Perusahaan yang berstatus mikro, kecil, menengah, hingga besar ini semestinya tercatat dalam OSS sesuai amanat UU No. 6 Tahun 2023 tentang Perizinan Berbasis Risiko dan PP No. 5 Tahun 2021 tentang Izin Usaha Berbasis Risiko. Namun, fakta di lapangan menunjukkan banyak izin teknis tidak tersinkronisasi, sehingga OSS tidak dapat menerbitkan izin operasional yang sah.
“Ketidakcocokan izin membuat banyak perusahaan tidak tercatat di OSS. Ini berpotensi menghilangkan penerimaan negara dan daerah,” ujar Nizar dalam investigasinya.
Data Tidak Sinkron
Menurut data Kementerian ESDM, Pertanian, dan Industri, jumlah investasi yang masuk tidak sebanding dengan perusahaan yang terdaftar di OSS. Sebagai contoh, izin usaha skala besar hanya tercatat 26.588 unit, padahal data perusahaan besar di sektor energi dan perkebunan jauh lebih tinggi.

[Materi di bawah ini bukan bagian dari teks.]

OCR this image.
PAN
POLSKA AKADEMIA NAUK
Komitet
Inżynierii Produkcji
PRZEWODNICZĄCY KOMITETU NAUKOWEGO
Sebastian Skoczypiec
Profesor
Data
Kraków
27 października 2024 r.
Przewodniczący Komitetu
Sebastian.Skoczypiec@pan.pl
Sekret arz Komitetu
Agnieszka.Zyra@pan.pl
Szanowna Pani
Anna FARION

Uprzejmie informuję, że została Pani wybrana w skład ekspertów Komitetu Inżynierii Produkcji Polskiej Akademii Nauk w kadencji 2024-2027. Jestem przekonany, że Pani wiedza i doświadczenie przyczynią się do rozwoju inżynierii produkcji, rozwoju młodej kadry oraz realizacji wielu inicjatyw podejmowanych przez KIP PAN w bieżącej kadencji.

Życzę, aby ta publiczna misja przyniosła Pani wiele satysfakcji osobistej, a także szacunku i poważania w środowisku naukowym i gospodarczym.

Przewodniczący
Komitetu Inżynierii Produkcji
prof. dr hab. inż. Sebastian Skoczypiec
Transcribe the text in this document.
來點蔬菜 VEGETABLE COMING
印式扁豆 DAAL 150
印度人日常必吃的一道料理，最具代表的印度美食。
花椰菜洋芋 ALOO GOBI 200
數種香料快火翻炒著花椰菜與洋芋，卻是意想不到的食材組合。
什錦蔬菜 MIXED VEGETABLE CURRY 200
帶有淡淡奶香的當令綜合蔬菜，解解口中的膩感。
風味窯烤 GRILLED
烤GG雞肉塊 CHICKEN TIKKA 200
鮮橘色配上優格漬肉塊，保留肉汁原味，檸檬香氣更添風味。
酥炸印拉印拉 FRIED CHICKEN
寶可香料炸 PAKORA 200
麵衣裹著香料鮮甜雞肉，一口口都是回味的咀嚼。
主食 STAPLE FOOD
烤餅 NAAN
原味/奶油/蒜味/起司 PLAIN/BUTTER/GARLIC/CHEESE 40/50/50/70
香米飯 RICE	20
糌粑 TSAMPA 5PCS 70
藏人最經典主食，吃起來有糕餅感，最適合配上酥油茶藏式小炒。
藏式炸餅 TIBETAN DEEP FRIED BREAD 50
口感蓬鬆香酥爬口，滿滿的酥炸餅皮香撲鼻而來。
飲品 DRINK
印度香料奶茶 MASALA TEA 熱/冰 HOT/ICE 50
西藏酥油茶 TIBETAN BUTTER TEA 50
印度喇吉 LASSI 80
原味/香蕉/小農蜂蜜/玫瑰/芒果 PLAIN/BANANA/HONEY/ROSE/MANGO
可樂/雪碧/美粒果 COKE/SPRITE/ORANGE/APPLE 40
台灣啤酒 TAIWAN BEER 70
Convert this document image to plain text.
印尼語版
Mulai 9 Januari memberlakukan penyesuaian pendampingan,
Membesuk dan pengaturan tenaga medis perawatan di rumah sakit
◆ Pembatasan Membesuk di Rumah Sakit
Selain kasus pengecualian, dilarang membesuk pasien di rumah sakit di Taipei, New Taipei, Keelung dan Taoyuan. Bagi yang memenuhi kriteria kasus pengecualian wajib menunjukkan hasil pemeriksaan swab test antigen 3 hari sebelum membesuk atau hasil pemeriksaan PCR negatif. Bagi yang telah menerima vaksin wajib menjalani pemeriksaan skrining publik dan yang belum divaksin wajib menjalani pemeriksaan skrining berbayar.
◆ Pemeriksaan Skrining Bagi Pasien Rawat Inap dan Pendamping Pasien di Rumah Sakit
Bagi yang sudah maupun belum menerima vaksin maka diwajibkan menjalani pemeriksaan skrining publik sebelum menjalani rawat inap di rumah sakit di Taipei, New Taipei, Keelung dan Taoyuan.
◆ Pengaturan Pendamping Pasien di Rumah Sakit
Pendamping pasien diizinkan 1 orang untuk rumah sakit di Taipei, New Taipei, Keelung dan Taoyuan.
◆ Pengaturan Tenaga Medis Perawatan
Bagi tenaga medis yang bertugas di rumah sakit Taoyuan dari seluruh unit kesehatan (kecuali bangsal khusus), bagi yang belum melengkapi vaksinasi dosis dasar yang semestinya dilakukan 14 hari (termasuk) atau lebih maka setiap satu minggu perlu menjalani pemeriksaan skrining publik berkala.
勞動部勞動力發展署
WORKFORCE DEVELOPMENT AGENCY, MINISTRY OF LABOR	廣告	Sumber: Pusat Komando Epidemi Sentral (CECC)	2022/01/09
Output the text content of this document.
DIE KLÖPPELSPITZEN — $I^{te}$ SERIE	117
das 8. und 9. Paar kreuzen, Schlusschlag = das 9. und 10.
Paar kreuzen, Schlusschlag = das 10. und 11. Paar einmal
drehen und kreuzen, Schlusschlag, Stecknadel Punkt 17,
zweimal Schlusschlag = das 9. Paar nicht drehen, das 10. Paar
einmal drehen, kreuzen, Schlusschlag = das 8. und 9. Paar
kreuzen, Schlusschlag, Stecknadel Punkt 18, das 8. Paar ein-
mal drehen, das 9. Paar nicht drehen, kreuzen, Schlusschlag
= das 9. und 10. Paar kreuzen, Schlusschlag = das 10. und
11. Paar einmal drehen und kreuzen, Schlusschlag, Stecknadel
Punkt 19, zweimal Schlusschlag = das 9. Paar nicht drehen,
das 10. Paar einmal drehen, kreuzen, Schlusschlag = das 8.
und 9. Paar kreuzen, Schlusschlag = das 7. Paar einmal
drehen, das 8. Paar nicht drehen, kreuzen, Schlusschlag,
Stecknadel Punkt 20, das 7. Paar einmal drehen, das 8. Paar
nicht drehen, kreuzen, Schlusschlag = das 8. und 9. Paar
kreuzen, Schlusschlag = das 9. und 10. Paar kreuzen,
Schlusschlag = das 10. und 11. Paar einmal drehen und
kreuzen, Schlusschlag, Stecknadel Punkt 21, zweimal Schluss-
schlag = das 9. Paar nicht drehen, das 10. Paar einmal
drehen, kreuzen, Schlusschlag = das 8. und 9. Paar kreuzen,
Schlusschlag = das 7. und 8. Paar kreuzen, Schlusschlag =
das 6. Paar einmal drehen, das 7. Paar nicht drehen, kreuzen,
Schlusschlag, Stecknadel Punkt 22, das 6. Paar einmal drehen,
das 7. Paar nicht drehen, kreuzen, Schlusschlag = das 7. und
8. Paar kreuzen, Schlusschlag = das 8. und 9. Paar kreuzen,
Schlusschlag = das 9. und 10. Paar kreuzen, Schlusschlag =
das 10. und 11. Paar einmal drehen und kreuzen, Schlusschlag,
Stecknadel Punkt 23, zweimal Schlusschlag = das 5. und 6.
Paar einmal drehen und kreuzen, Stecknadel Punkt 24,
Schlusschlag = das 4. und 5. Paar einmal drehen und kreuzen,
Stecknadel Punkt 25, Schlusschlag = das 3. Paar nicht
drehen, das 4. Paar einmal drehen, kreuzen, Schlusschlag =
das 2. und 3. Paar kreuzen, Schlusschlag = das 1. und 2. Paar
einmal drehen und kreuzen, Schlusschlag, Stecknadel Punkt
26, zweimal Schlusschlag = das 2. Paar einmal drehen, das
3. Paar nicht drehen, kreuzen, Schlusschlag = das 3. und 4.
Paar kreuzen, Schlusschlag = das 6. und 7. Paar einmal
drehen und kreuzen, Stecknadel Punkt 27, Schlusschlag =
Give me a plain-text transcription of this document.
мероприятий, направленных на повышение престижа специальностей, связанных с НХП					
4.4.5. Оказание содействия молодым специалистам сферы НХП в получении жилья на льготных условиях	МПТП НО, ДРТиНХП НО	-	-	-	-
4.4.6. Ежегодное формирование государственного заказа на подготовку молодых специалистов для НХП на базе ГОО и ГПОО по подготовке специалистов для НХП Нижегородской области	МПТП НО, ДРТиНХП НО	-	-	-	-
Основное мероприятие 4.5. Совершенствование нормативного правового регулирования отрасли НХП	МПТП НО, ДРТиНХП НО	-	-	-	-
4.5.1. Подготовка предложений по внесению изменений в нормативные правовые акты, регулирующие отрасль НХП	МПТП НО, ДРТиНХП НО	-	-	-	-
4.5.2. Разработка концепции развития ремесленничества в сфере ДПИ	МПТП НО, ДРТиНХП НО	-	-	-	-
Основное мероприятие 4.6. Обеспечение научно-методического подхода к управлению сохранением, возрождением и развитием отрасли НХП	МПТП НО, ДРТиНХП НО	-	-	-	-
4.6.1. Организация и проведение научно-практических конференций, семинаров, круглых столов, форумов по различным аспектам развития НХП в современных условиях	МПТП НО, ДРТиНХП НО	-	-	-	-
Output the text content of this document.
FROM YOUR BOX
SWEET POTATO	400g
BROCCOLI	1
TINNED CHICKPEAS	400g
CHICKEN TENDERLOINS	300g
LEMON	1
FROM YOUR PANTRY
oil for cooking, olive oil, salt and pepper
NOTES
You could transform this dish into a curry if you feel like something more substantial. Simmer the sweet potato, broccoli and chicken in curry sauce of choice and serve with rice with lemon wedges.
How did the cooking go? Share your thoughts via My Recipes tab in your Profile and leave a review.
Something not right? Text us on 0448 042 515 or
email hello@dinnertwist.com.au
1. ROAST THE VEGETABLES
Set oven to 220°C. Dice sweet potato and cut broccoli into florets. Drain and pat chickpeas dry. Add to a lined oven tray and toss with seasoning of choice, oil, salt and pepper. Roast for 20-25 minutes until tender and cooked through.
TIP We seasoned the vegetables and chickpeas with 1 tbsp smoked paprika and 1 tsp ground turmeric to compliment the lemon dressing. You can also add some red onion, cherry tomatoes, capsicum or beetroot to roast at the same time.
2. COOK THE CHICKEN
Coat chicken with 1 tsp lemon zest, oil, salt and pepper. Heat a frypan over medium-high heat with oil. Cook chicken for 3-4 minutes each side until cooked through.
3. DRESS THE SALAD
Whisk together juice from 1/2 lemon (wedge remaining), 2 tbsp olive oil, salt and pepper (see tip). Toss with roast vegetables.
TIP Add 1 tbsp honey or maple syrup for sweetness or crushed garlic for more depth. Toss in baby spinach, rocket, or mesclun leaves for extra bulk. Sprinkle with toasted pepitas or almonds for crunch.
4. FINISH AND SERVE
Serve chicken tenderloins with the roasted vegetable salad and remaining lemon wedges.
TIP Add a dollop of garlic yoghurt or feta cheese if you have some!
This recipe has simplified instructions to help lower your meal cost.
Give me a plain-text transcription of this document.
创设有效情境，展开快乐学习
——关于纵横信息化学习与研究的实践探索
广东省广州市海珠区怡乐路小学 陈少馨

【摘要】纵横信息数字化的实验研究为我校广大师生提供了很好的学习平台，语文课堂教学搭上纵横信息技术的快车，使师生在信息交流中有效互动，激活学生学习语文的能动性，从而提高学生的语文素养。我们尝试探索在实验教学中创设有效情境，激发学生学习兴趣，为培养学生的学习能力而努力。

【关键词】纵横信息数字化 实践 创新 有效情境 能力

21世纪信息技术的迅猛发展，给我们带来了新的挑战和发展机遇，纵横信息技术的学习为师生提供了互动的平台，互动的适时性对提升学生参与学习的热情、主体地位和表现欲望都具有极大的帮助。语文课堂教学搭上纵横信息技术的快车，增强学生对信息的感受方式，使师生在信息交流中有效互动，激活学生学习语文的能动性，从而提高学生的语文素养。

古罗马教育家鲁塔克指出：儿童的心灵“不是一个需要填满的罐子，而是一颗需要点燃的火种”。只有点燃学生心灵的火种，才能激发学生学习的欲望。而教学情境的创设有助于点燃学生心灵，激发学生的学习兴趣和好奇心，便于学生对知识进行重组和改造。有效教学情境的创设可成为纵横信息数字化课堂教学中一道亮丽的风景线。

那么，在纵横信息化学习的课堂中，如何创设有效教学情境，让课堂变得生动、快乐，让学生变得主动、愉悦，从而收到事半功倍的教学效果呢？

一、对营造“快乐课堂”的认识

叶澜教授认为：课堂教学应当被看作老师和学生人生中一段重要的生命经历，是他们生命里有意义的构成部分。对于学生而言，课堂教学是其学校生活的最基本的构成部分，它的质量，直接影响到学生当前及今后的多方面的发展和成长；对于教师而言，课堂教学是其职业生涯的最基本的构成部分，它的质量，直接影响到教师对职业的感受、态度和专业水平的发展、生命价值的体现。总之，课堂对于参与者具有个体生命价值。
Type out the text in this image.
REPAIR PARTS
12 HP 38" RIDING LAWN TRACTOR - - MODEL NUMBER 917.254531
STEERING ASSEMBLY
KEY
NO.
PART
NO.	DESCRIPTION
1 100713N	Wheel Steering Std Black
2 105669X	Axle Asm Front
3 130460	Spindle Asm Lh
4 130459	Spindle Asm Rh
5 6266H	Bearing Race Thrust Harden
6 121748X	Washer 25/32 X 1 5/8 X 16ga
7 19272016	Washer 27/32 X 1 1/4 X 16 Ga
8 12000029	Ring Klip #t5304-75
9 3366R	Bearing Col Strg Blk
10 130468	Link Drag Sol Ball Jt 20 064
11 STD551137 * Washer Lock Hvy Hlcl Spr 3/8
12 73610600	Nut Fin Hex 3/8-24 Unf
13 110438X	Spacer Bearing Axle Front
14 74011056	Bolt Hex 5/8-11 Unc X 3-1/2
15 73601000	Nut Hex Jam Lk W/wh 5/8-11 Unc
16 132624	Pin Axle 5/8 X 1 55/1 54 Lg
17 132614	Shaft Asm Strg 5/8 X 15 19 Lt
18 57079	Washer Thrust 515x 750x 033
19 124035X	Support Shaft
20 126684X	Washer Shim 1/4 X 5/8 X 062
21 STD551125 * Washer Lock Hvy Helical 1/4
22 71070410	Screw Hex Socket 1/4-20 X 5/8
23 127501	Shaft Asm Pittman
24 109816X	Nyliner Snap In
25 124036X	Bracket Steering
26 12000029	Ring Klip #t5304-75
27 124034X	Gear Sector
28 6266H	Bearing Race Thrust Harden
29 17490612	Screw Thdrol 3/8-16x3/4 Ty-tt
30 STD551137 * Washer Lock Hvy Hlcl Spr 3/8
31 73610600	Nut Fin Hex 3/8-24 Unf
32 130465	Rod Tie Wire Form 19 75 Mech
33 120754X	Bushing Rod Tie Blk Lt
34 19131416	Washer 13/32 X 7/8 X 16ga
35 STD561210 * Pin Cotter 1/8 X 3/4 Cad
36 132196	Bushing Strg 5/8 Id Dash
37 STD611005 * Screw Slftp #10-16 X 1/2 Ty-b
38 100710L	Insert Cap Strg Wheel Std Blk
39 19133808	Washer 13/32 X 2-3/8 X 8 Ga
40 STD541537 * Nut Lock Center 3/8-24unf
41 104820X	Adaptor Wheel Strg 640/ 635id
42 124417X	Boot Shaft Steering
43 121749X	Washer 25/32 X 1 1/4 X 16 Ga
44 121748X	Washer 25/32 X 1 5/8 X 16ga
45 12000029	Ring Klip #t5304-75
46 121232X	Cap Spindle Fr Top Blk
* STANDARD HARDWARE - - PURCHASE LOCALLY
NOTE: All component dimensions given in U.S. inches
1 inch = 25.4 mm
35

Kondisi ini membuka peluang bagi perusahaan untuk menghindari kewajiban Penerimaan Negara Bukan Pajak (PNBP), pajak pusat, maupun pajak daerah.
Potensi Kebocoran
Dalam Laporan Keuangan Ketenagakerjaan Tahun 2022, tercatat pendapatan dari penegakan hukum dan administrasi sebesar Rp1,82 triliun. Dari jumlah itu, Rp1,81 triliun berasal dari PNBP tenaga kerja asing, sementara penerimaan dari pengujian, sertifikasi, dan standarisasi hanya Rp8,1 miliar.
Nizar menilai angka tersebut tidak mencerminkan potensi sebenarnya, mengingat banyak perusahaan luput dari kewajiban.
Indikasi yang Terungkap
- Data antar kementerian tidak sinkron, menghambat optimalisasi penerimaan negara.
- Ratusan ribu perusahaan tidak teridentifikasi, membuat penerimaan negara dan daerah berkurang.
- Diduga ada manipulasi izin usaha, sehingga perusahaan bisa beroperasi tanpa lisensi resmi di OSS.
– Temuan ini menegaskan perlunya evaluasi serius terhadap OSS dan pengawasan lintas kementerian untuk menutup celah kebocoran penerimaan negara.